Several ingredients go into making an effective mission statement for your philanthropy: specificity, brevity, clarity, proper supporting documentation, and the input of trusted family members or colleagues, to name a few. The examples below show how two very different donors went about the process of creating mission statements that have stood the test of time.
The Lovett and Ruth Peters Foundation
Lovett Peters made his fortune in the energy industry in the mid-twentieth century. He and his wife Ruth shared the same philanthropic passion. “They believed the best legacy they could leave behind was to try and help all Americans receive a great education, especially those most in need,” says their son Dan Peters, who serves as president of the Peters Foundation.
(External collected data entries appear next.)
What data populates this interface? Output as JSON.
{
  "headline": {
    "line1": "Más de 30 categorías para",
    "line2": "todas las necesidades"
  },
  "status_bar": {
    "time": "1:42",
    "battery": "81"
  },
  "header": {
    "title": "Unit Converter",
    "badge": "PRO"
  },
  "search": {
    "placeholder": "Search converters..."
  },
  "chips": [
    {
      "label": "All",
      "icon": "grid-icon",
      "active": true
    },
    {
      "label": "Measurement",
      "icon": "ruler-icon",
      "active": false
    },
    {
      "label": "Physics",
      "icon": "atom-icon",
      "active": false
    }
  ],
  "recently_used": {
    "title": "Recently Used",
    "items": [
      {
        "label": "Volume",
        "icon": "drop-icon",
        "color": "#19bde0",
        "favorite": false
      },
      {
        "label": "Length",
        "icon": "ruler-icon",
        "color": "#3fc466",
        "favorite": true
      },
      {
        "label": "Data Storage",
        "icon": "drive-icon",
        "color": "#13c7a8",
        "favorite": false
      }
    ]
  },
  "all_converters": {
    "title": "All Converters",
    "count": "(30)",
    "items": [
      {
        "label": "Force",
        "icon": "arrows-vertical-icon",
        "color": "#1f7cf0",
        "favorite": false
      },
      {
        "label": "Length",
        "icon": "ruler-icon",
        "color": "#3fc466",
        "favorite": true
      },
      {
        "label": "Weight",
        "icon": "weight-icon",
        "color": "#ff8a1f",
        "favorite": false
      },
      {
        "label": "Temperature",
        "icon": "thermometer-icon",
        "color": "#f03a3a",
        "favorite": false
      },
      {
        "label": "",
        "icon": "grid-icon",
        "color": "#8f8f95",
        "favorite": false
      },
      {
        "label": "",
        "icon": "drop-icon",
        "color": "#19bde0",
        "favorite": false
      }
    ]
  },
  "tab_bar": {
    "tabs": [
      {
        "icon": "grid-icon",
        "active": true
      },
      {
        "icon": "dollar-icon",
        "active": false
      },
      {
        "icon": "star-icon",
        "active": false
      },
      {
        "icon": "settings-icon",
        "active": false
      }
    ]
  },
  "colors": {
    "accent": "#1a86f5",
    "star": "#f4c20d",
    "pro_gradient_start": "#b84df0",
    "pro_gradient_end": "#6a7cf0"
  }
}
Shortly after establishing the foundation in late 1993, Lovett sat down and produced a concise mission statement barely over a page in length that included several key provisions:
- a requirement that the foundation sunset no more than 30 years after the death of the donors;
- a preference for “high-risk” philanthropic gifts with the potential for strong results; and
- a preference for supporting new up-and-coming opportunities over well-established programs.
In 2000, Ruth and Lovett amended the statement to make clear that children’s education was their first goal.
Dan Peters had the opportunity to work directly with his parents on their philanthropic priorities for over a decade before their deaths in 2009 and 2010. He emphasizes the importance of the mission statement—but also the fact that his parents got busy giving during their lifetimes, so he could see firsthand how they prioritized their philanthropy. “Giving while living helps you see the roadmap and understand the texture and intent,” he says.
The Templeton Foundation
Sir John Templeton created his foundation in 1987 but updated his charter more than a dozen times during the next two decades before stepping down as chairman in 2006. As his granddaughter Heather Templeton Dill observes, specificity was one of the areas in which he excelled. He called for seven giving areas, establishing expenditure limits for each, and included guidelines for renewal decisions on grants. “It’s really helpful that my grandfather wrote so much about what he wanted, because we have a lot of text we can refer to,” Dill says.
Specificity about the “what” of grantmaking is always helpful, but insufficient to guide a foundation in honoring donor intent across generations on its own. Far more importantly, Templeton codified the values and principles that he intended to drive his philanthropy: intellectual humility and open-mindedness, relentless curiosity, and individual and economic freedom.
Many of the big questions the Templeton Foundation is asking—Why are we here? How can we flourish? What are the fundamental structures of reality? What can we know about the nature and purposes of the divine?—stem from inquiries the founder made in his own lifetime.